Sphingosine-1-phosphate stimulates colorectal cancer tumor microenvironment angiogenesis and induces macrophage polarization via macrophage migration inhibitory factor.

BACKGROUND: Colorectal cancer (CRC) is the most common gastrointestinal malignancy with extensive reprogramming of sphingolipid metabolism. However, the role and mechanisms of sphingosine-1-phosphate (S1P), a key bioactive molecule in sphingolipid metabolism, remain insufficiently characterized. Therefore, this study integrated multi-omics data to elucidate the characteristics and functions of S1P within the tumor microenvironment (TME) and investigated its role in angiogenesis through in vitro experiments. METHODS: We used bulk RNA sequencing data sets (RNA-seq) to study the prognostic value and clinicopathological characteristics of the increased synthesis of S1P. In order to elucidate the contribution of S1P to the complexity of the tumor microenvironment, we employed intercellular communication analysis and functional enrichment analysis at the single-cell transcriptome (scRNA-seq) level.
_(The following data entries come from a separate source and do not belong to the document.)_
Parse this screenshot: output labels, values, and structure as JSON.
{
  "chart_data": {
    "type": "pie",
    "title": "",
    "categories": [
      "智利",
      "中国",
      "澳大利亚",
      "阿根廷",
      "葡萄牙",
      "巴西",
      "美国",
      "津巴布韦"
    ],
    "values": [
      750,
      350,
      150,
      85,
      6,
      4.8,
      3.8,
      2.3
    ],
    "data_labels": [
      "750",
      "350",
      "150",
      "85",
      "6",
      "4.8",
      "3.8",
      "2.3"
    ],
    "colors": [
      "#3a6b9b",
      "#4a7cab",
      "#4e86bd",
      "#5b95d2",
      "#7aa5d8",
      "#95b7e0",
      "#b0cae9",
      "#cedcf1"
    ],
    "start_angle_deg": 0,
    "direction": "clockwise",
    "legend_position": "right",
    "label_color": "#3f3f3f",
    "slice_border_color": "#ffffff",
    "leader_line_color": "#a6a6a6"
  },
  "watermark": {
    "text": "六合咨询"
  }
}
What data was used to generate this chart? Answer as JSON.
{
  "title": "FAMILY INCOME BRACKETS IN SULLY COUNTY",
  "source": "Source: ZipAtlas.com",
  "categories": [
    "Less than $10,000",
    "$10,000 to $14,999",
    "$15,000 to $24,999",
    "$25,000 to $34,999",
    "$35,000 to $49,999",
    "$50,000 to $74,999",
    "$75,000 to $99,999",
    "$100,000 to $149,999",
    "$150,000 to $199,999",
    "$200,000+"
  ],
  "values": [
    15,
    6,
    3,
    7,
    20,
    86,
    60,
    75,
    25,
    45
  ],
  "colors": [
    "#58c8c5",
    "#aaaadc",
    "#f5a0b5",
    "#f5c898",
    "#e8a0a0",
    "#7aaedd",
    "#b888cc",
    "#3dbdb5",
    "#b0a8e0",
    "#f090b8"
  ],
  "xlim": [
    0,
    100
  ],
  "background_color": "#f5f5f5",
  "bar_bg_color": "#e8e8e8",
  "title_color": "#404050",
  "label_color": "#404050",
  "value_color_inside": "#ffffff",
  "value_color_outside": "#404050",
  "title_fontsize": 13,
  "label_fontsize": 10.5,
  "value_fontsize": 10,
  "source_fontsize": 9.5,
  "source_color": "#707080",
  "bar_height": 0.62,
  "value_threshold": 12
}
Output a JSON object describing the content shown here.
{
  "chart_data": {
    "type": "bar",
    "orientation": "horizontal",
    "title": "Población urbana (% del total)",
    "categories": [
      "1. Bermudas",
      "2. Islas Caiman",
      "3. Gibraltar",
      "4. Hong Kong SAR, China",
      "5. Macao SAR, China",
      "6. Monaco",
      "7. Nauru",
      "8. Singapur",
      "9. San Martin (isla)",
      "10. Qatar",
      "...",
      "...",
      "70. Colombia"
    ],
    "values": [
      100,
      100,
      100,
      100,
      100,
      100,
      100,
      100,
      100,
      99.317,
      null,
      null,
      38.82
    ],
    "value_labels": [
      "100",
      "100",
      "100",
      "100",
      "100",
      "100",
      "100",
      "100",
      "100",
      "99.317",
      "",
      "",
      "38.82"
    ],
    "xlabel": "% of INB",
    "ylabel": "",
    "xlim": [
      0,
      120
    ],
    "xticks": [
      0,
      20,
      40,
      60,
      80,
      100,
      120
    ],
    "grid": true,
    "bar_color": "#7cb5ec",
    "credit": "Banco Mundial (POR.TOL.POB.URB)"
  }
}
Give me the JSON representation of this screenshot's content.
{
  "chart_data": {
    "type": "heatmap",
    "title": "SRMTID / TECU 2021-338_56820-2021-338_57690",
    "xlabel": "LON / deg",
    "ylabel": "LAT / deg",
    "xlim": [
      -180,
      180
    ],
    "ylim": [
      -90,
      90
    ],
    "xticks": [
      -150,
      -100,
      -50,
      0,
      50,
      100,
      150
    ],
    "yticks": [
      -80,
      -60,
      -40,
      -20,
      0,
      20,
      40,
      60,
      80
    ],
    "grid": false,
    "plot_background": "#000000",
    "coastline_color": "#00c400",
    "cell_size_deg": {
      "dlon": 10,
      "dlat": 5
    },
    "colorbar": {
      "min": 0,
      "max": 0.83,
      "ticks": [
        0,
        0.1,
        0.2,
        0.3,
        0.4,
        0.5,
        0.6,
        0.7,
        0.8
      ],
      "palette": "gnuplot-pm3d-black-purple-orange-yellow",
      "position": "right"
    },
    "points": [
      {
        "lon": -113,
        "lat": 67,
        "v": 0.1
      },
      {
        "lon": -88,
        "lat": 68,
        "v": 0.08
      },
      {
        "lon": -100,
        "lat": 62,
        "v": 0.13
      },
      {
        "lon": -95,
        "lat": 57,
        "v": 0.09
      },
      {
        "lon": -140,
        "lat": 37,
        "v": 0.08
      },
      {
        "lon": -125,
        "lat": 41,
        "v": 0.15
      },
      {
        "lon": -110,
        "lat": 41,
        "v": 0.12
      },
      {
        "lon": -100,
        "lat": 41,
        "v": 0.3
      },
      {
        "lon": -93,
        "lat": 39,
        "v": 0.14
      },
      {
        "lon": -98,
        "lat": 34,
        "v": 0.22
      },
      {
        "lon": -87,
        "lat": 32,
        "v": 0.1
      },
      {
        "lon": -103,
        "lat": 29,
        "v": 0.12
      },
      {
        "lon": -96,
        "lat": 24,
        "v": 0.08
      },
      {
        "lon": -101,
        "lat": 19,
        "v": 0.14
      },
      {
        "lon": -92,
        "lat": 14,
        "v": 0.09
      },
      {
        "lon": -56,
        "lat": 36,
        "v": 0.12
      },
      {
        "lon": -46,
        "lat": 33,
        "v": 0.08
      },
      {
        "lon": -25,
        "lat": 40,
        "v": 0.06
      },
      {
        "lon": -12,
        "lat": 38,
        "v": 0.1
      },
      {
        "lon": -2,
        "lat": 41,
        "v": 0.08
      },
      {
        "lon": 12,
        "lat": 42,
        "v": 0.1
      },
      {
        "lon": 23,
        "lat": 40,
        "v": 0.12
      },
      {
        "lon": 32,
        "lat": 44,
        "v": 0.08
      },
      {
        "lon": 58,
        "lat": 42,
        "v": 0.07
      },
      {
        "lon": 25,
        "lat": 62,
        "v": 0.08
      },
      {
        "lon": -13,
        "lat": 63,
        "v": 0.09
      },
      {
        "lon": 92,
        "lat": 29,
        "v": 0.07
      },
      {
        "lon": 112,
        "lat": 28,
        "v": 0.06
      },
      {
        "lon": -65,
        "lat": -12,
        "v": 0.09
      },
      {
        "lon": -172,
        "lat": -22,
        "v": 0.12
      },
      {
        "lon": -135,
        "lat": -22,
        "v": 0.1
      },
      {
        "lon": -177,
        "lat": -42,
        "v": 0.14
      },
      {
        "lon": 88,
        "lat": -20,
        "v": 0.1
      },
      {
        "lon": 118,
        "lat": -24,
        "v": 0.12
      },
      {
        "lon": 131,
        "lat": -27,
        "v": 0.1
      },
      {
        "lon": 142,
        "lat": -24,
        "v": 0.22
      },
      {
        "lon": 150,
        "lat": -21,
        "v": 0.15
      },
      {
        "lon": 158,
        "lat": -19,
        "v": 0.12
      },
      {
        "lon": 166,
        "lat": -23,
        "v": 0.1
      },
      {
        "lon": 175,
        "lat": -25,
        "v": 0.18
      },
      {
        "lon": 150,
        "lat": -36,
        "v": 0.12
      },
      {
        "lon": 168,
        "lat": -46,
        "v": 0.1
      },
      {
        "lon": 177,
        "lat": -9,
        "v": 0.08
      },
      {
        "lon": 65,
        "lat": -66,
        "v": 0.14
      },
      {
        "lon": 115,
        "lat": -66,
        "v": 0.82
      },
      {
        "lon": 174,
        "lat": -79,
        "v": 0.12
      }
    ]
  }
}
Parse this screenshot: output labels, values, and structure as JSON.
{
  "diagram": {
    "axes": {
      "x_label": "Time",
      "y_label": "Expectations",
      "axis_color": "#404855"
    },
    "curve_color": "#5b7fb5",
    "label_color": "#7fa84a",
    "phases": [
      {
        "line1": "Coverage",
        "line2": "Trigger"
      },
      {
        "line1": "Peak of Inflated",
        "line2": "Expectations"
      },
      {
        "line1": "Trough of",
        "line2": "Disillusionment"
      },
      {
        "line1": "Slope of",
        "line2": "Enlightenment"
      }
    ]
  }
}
The expression of Sphingosine kinase 1 (SPHK1) in human tissues was verified by immunohistochemical staining (IHC). Then, we inhibited the synthesis of S1P by suppressing SPHK1 at the cellular level to explore the changes in the pro-angiogenic function of tumor cells and M2-like macrophages, as well as the direction of macrophage polarization. RESULTS: S1P activity is elevated in the TME of CRC, and the increased synthesis of S1P suggests poor prognosis and early metastasis. intercellular communication analysis indicates that high S1P epithelial cells can promote angiogenesis and influence the polarization of tumor-associated macrophages (TAMs) through the macrophage migration inhibitory factor (MIF) pathway. TAMs were grouped according to gene expression patterns, in which, PCLAF+ cluster TAMs showed significantly high S1P activity, contributing to tumor growth and angiogenesis. IHC demonstrated elevated levels of SPHK1 protein expression in CRC tumor tissues. Inhibition of the synthesis of S1P in tumor cells and macrophages suppressed macrophage M2 polarization levels and reversed the pro-angiogenic phenotype by inhibiting VEGFA protein expression. Spatial transcriptomics revealed a correlation between the distribution of SPHK1 and M2-like macrophage. CONCLUSIONS: By integrating multi-omics data and further cellular experiments, we propose that inhibition of S1P may play an important role in inhibiting angiogenesis and reversing M2-type macrophage polarization, demonstrating its anti-tumor efficacy in CRC.